A 1.19 day UV Photometric Period in Nova LMC 2009?
ATel #2001; M F Bode (Liverpool JMU), J P Osborne, K L Page, A P Beardmore (Leicester), J-U Ness (ESA), F M Walter (Stony Brook), M J Darnley (Liverpool JMU), A Evans (Keele), S P S Eyres (Central Lancashire), J Krautter (Heidelberg), T J O'Brien (Manchester), M Orio (INAF-Padova & Wisconsin), G Schwarz (West Chester), S Starrfield (ASU), J Truran (Chicago)
on 1 Apr 2009; 15:37 UT
Distributed as an Instant Email Notice Novae
Credential Certification: Michael Bode (mfb@astro.livjm.ac.uk)
Subjects: Optical, Ultra-Violet, X-ray, Nova
Referred to by ATel #: 2025
We report Swift satellite Ultraviolet/Optical Telescope (UVOT)
observations of the probable recurrent Nova LMC 2009 (IAUC # 9019 , ATEL
#1930). UVOT image mode observations through the 3 UV filters (uvw1, uvw2
and uvm2, with central wavelengths of 2600, 2246 and 1928 Angstroms respectively)
began on 2009 February 14 (approximately 9 days after outburst) and
continued, initially at 2 day intervals (until day 15), and then at 4 day
intervals until day 37. At each epoch, typically 3 or 4 ~300s exposures in
each filter were obtained over an interval of around half a day. During this
time, the magnitudes in each filter showed an underlying monotonic decline
from around mag = 12 to around mag = 13.5 (magnitudes are on the UVOT
photometric system; Poole et al. 2008, MNRAS, 383, 627).

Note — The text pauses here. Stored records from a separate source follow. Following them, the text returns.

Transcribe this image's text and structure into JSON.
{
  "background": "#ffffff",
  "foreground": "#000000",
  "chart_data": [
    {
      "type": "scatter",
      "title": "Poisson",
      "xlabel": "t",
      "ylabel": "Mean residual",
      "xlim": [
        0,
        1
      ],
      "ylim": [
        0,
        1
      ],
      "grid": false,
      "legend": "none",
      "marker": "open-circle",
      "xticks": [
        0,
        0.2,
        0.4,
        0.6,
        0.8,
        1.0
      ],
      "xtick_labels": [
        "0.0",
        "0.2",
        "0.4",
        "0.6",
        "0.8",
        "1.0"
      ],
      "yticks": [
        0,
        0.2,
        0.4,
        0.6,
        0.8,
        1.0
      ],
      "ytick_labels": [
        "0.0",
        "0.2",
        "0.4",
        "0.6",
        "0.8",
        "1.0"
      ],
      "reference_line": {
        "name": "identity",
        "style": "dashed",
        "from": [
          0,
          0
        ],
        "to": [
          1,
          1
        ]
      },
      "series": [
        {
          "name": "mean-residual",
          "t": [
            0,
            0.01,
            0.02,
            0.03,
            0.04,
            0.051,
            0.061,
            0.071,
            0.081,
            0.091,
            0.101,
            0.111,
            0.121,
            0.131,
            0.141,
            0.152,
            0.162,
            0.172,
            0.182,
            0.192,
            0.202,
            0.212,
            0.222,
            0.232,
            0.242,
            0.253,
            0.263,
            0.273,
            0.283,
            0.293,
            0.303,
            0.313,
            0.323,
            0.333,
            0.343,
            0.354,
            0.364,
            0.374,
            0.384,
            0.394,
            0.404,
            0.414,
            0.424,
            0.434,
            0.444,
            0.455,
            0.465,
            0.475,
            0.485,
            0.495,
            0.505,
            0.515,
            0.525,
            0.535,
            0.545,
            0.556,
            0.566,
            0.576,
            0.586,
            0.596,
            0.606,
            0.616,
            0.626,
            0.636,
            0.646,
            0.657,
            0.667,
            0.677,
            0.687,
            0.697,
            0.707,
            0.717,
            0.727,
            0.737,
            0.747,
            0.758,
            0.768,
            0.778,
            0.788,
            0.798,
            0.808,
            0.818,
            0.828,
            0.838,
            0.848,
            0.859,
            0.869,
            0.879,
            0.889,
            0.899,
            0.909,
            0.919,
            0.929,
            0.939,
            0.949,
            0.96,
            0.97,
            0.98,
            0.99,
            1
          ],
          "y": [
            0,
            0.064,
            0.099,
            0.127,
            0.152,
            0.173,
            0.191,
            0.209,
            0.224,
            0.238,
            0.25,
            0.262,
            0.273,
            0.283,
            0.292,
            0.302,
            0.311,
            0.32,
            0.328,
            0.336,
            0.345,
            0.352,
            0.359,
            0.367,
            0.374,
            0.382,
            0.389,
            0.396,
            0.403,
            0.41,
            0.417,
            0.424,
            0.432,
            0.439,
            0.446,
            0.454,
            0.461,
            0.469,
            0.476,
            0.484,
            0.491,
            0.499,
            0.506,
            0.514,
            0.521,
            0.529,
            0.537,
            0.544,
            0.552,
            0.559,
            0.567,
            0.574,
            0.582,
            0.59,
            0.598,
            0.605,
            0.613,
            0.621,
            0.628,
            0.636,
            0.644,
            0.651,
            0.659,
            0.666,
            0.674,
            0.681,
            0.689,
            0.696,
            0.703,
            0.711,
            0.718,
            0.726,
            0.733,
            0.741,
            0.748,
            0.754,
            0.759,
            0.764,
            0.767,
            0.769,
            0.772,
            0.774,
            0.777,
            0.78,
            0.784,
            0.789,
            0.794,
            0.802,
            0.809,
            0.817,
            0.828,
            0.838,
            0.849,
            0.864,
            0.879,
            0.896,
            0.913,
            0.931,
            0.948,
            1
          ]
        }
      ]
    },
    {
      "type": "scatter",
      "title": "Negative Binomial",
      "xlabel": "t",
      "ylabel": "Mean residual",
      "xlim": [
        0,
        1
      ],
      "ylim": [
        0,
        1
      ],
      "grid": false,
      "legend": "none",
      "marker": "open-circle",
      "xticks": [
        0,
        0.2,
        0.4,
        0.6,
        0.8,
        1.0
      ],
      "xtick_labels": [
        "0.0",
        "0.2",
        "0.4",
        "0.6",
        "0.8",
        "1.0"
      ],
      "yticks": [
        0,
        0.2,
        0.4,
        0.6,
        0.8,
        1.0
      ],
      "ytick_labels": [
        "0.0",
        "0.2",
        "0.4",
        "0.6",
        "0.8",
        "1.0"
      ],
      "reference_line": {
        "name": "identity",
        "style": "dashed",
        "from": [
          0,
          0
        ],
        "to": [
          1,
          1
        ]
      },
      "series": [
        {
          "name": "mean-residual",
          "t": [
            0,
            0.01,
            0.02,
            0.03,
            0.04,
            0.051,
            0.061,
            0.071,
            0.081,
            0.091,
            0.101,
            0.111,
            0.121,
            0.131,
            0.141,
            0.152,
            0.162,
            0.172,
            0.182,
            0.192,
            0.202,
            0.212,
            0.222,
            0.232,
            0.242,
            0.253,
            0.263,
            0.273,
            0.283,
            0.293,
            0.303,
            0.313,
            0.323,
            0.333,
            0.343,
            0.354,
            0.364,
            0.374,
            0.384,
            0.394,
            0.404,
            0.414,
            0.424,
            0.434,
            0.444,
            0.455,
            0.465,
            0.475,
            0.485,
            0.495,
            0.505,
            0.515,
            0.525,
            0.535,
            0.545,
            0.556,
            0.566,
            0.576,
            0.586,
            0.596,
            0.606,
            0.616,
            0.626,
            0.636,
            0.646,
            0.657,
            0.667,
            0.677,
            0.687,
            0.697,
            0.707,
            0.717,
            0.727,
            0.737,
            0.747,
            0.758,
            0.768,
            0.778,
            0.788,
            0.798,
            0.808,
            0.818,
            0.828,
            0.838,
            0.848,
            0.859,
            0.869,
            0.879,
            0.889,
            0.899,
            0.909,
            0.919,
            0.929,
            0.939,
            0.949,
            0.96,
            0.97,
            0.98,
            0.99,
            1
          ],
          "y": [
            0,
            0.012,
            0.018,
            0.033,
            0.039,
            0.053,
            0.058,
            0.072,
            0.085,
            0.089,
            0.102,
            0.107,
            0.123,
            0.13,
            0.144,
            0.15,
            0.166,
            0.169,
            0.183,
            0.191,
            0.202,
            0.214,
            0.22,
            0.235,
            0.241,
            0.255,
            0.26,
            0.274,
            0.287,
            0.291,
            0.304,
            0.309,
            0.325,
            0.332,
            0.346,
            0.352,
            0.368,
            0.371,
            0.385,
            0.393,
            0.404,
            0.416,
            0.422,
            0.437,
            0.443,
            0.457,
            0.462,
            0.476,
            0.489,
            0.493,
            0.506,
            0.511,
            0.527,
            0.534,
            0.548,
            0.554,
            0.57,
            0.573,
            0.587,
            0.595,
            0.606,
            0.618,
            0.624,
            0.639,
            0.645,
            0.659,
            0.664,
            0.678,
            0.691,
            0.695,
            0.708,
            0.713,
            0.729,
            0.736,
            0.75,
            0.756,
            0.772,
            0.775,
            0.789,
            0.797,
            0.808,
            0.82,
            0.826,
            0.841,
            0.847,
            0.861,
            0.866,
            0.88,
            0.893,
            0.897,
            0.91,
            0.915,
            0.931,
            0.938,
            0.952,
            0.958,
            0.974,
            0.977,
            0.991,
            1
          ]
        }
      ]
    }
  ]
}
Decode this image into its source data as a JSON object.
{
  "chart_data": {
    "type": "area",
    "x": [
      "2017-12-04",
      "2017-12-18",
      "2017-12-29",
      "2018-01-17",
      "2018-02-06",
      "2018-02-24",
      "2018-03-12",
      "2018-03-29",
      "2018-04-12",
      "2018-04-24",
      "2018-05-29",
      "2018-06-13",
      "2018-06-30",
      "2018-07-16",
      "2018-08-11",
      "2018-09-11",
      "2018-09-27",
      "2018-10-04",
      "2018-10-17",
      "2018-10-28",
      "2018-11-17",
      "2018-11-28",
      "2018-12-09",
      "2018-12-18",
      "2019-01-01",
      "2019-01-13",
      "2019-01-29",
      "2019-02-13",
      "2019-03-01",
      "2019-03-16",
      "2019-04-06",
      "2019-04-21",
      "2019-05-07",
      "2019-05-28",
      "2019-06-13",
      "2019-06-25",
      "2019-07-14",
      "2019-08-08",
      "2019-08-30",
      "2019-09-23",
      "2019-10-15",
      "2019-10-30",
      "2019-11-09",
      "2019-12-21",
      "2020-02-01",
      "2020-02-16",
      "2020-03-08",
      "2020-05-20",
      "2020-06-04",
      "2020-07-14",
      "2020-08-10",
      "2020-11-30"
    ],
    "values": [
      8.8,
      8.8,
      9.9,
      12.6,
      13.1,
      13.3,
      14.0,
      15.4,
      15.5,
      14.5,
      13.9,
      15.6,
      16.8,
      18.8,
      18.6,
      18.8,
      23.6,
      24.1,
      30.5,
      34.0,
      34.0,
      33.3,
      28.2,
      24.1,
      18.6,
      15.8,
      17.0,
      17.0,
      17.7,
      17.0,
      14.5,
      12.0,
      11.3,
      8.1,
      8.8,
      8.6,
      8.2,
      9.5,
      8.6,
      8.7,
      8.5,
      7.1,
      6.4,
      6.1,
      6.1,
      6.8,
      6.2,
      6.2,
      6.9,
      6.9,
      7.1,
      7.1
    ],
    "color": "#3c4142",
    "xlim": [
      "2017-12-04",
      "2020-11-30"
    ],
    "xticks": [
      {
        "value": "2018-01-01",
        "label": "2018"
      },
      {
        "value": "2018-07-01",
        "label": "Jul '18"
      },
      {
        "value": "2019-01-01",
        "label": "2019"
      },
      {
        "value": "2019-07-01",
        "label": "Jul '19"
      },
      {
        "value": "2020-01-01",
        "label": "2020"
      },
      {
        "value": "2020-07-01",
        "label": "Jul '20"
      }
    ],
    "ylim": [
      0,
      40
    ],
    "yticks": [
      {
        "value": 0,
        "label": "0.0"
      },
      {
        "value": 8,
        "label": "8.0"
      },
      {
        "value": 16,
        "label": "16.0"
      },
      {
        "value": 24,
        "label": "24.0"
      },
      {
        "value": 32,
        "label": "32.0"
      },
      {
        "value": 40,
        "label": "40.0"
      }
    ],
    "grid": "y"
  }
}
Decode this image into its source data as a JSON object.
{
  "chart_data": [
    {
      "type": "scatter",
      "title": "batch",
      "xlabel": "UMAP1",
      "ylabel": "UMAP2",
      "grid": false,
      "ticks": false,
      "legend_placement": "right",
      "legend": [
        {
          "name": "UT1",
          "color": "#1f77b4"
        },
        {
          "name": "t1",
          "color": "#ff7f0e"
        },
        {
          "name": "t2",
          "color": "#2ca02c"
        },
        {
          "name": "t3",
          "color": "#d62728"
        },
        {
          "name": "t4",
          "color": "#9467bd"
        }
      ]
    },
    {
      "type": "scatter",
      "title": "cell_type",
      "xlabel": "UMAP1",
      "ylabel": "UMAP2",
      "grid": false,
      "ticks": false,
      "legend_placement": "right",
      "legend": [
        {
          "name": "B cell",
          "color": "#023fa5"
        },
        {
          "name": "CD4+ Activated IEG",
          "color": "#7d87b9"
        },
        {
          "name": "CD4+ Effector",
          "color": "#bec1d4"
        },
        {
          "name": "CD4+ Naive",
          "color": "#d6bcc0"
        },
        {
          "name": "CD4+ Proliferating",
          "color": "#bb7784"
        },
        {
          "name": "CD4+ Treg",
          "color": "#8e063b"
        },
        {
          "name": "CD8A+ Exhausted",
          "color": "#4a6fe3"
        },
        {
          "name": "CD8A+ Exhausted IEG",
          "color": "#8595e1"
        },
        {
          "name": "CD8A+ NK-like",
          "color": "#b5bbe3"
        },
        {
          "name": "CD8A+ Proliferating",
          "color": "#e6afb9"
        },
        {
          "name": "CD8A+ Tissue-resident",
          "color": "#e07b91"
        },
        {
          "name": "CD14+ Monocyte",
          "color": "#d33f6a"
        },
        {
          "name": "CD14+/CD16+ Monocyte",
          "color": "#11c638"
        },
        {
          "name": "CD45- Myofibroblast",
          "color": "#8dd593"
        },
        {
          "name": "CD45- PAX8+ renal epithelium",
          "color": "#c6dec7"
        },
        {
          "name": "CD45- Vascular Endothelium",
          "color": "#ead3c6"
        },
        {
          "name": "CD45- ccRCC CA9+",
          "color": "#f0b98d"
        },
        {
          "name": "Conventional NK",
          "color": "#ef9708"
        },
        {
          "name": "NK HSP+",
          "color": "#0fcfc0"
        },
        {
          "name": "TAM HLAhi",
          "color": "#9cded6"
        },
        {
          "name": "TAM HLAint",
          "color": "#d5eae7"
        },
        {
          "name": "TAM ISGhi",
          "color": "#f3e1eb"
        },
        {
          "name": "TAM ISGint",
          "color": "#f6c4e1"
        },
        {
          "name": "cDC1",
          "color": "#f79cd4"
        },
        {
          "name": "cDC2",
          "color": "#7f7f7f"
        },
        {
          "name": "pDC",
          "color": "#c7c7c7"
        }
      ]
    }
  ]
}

Superimposed on this decline is an apparently day-timescale variation of
peak-to-peak amplitude ~0.6 mag, visible in all 3 filters. Further
observations in each filter were thus carried out at a higher cadence: in
the same filters between days 43 to 47 in most of the 96 minute Swift
orbits; and in uvw2 alone in event mode in three consecutive Swift orbits
from days 48.97 to 49.13. Periodogram analysis strongly suggests a period of
1.19 +/- 0.01 days (90% confidence), and such a period is clearly visible
in the 4 days of high cadence data. We note that this could potentially be a
beat with the Swift orbital period, and the true periodicity might be 0.063
or 0.071 days. While simulations do not favour the shorter periods, use of
the UVOT event mode data has not allowed us to decide between the 1.19 day
and the shorter periods.
In order to break this degeneracy, ground-based optical observations are
urgently required.
We note that if the 1.19 day periodicity implied by the UVOT observations
is related to the orbital period of the system, it is most likely of either the U
Sco or T Pyx sub-type as defined by Anupama (2008, in RS Ophiuchi (2006)
and the Recurrent Nova Phenomenon, ASP Conference Series, Vol. 401, p.31).
The source remains undetected in the Swift X-ray telescope throughout the
observing period with a 0.3-10 keV upper limit of 2.1E-3 counts/s (3 sigma
Baysian) in a 5ks observation on 2009 March 26 (day 49).